The Human Cost of the Machine
There is a quiet irony to Bores’s position. He is not a Luddite. He doesn't hate the technology. He uses it every day to organize his congressional schedule and parse lengthy legislative briefs. Last year, just for fun, he sat down and coded an alternative version of Google Maps that integrated the erratic real-time arrival schedule of the Roosevelt Island tram. He understands the joy of creation that drives the engineers in Silicon Valley.
But he also remembers why he left them.
Years ago, while working as an engineer at Palantir, Bores reached a breaking point over the moral implications of the software he was helping to build. When the company’s data-mining tools were deployed by Immigration and Customs Enforcement to facilitate mass workplace raids and family separations, he didn't just quietly object. He resigned.
That choice defined the trajectory of his life. It grounded his understanding of technology in its human consequences. Software isn't neutral. It takes on the biases, the flaws, and the cruelty of the people who fund it and the data used to train it.

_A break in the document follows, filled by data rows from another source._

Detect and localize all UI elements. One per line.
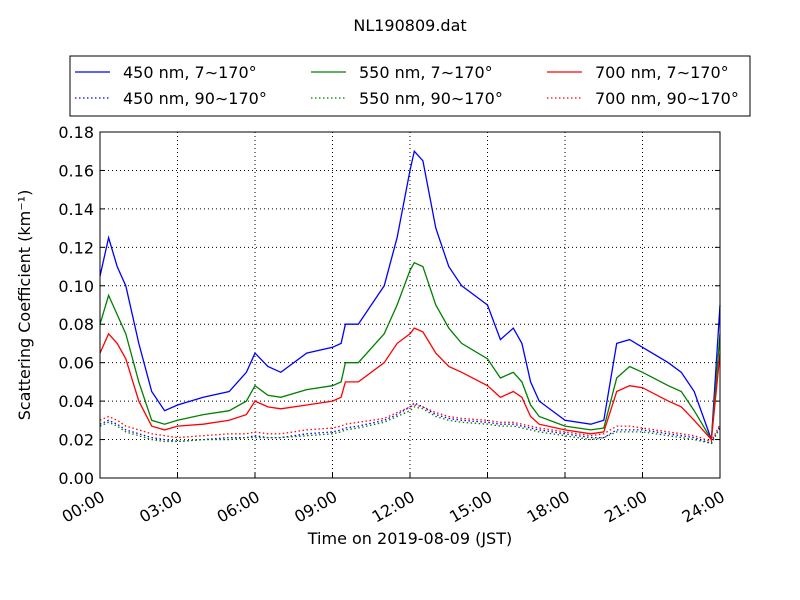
legend-label: 700 nm, 90∼170°	[595, 89, 739, 108]
legend-label: 450 nm, 90∼170°	[123, 89, 267, 108]
y-tick-label: 0.14	[58, 200, 94, 219]
x-tick-label: 00:00	[59, 487, 108, 527]
series-line	[99, 327, 721, 442]
series-line	[99, 261, 721, 442]
x-tick-label: 12:00	[369, 487, 418, 527]
legend-label: 550 nm, 7∼170°	[359, 63, 493, 82]
series-line	[99, 404, 721, 443]
legend-box	[69, 55, 751, 117]
y-tick-label: 0.02	[58, 431, 94, 450]
plot-frame	[99, 131, 721, 479]
x-axis-label: Time on 2019-08-09 (JST)	[307, 529, 512, 548]
y-tick-label: 0.18	[58, 123, 94, 142]
y-axis-label: Scattering Coefficient (km⁻¹)	[15, 190, 34, 421]
chart-title: NL190809.dat	[353, 16, 466, 35]
x-tick-label: 09:00	[291, 487, 340, 527]
x-tick-label: 06:00	[214, 487, 263, 527]
y-tick-label: 0.12	[58, 238, 94, 257]
legend-label: 550 nm, 90∼170°	[359, 89, 503, 108]
y-tick-label: 0.08	[58, 315, 94, 334]
legend-label: 700 nm, 7∼170°	[595, 63, 729, 82]
y-tick-label: 0.16	[58, 161, 94, 180]
y-tick-label: 0.06	[58, 354, 94, 373]
y-tick-label: 0.04	[58, 392, 94, 411]
x-tick-label: 03:00	[136, 487, 185, 527]
y-tick-label: 0.00	[58, 469, 94, 488]
x-tick-label: 18:00	[524, 487, 573, 527]
x-tick-label: 15:00	[446, 487, 495, 527]
x-tick-label: 24:00	[679, 487, 728, 527]
series-line	[99, 149, 721, 440]
series-line	[99, 402, 721, 445]
y-tick-label: 0.10	[58, 277, 94, 296]
legend-label: 450 nm, 7∼170°	[123, 63, 257, 82]
x-tick-label: 21:00	[601, 487, 650, 527]
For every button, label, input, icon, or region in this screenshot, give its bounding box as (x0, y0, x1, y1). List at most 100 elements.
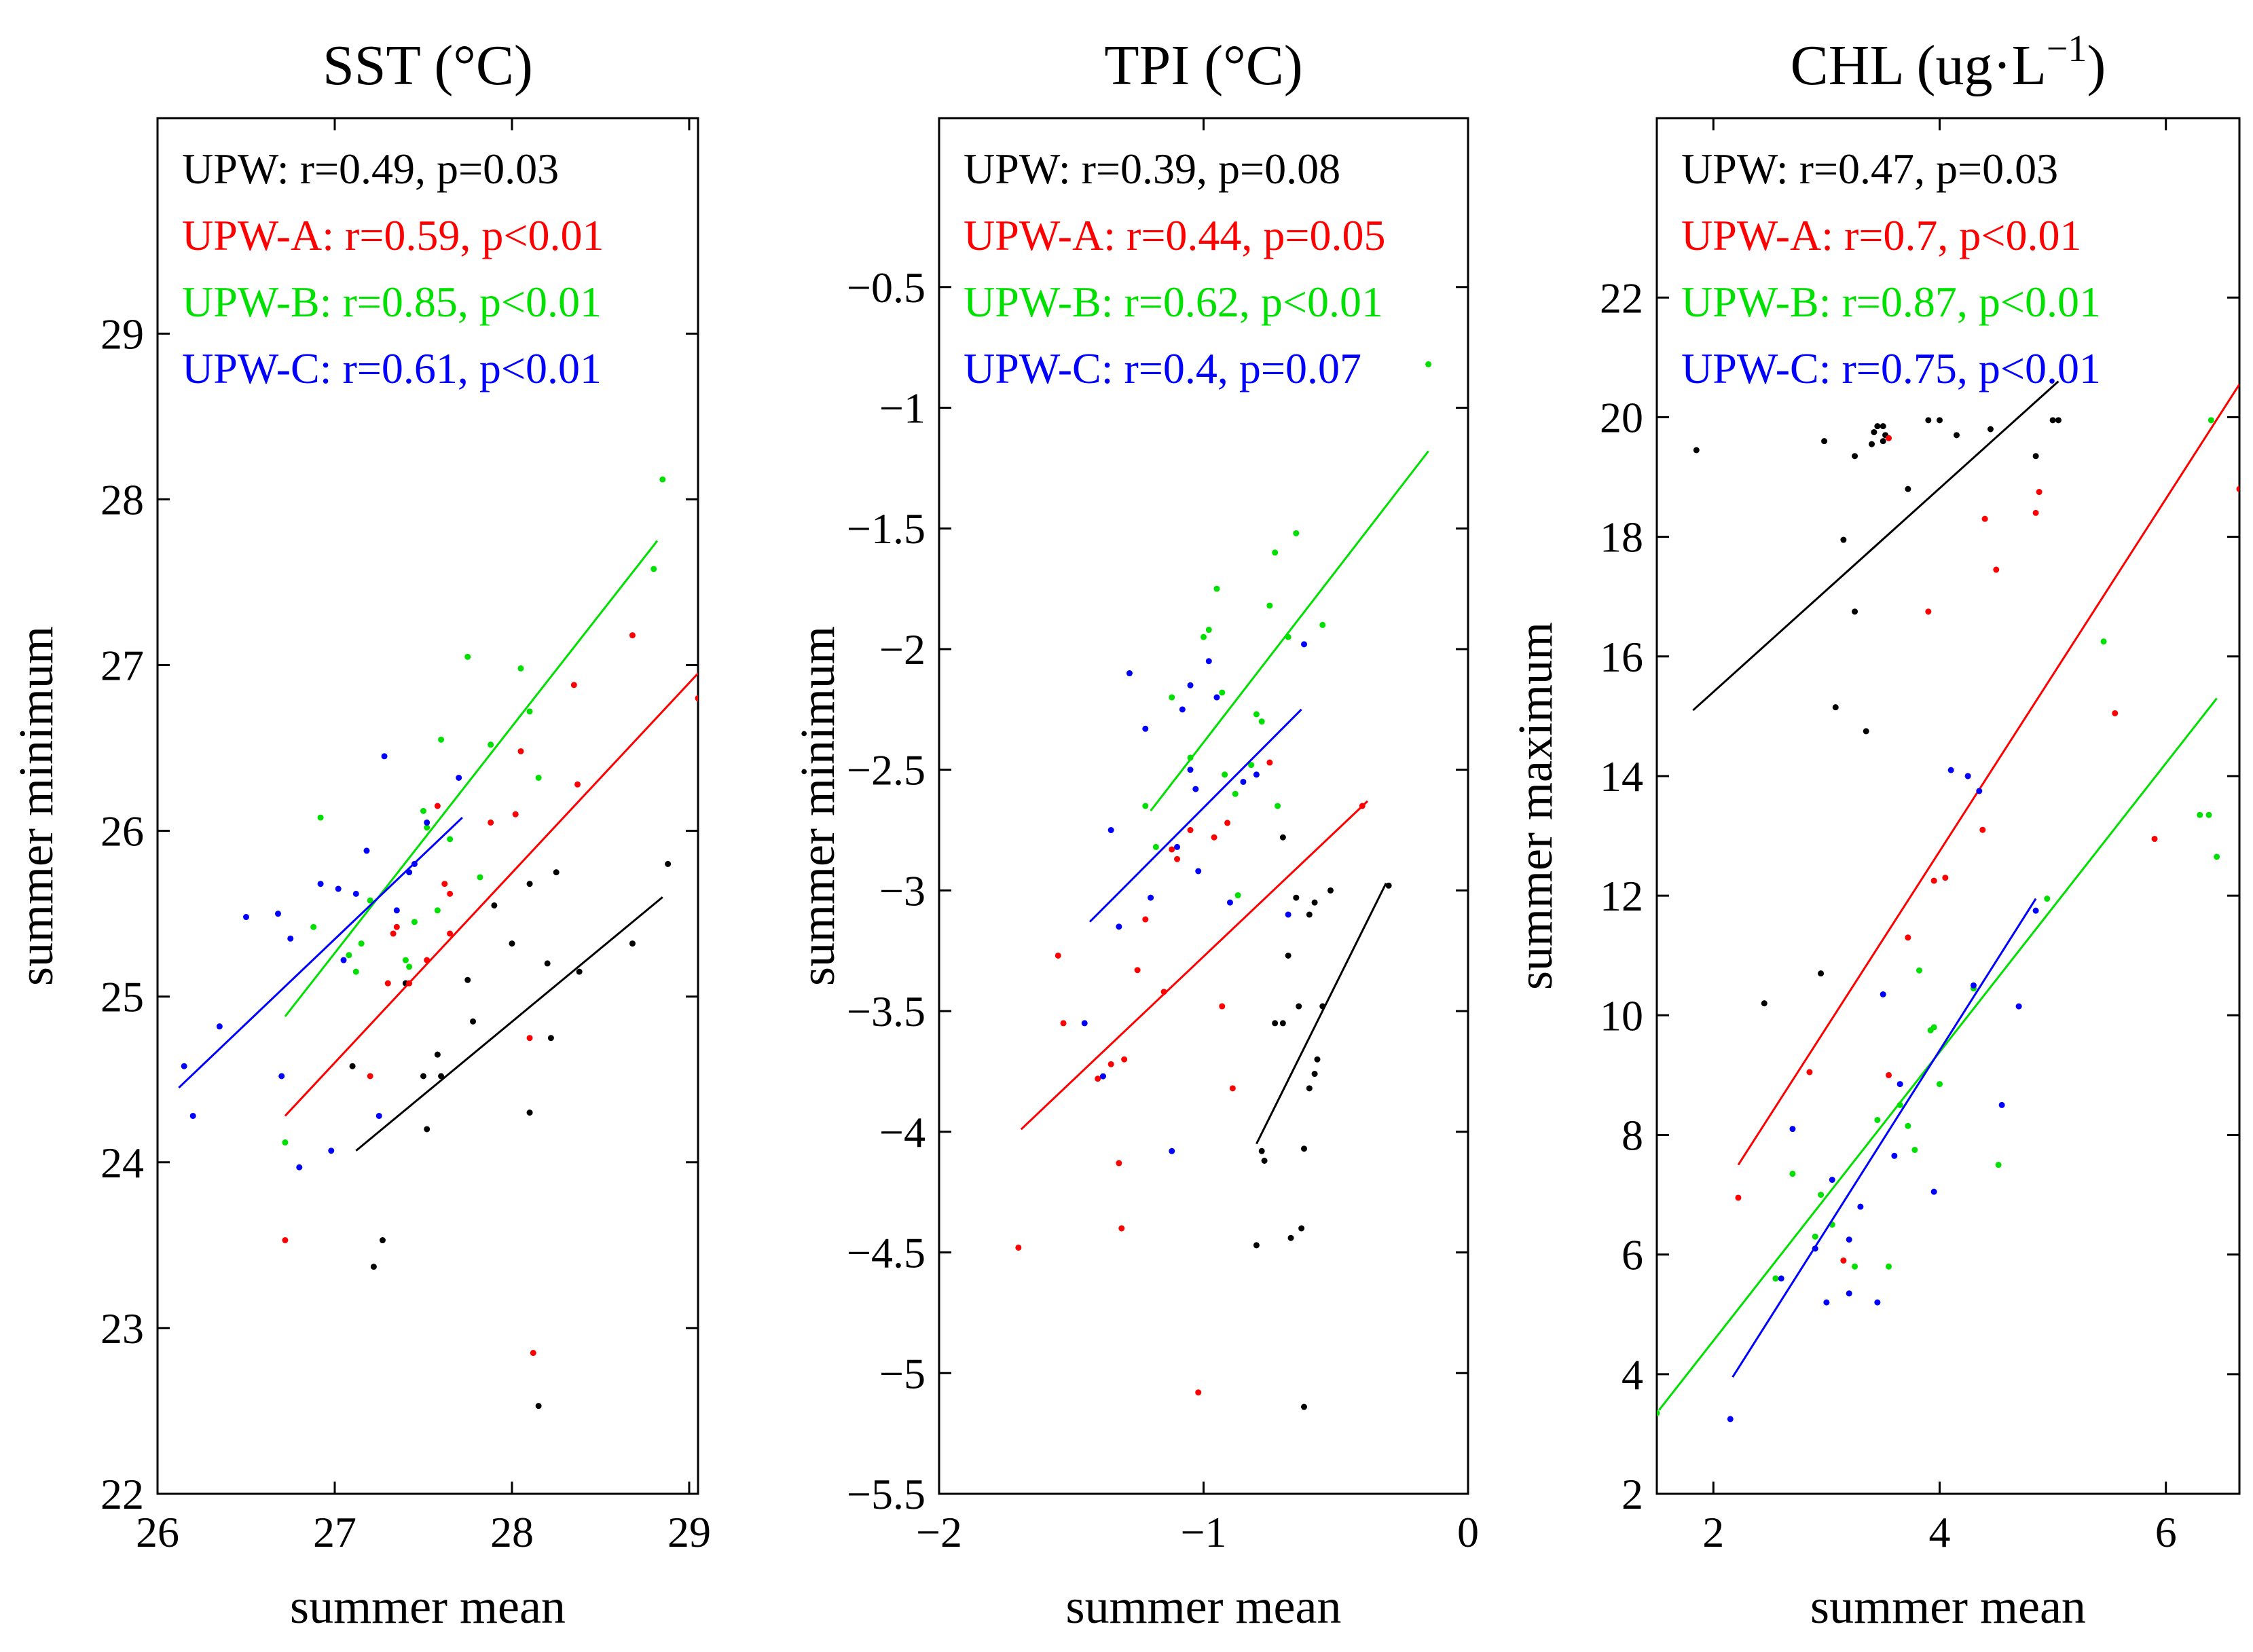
sst-point-upw-b (651, 566, 657, 572)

Now, that same industry is coming back for him. The millions pouring into New York’s 12th District through Leading the Future aren't being spent on nuanced debates about algorithmic transparency. They are being spent on slick, highly targeted attack ads designed to muddy the waters, to make Bores look risky, or to simply drown out his voice in a sea of political noise.
The tech titans are learning how to use the American primary system as a regulatory filter. If you can defeat a skeptic in a low-turnout June primary, you never have to face them in a congressional hearing room in October.
The voters walking out of the Society for Ethical Culture into the heavy Manhattan evening heat are left to decide something far larger than a local political squabble. They are deciding who holds the leash of the machine.
As the forum ended, Bores stood on the sidewalk, watching the crowds stream toward the subway stations. A reporter asked him to summarize the race in just a few words. He hesitated for a long moment, his eyes tracking the taillights of the yellow cabs bouncing down Central Park West.
"Who gets power," he said quietly. "That’s it. Who gets power."
The city hummed around him, an endless grid of human lives, completely unaware of the cold code trying to rewrite their future from the top down.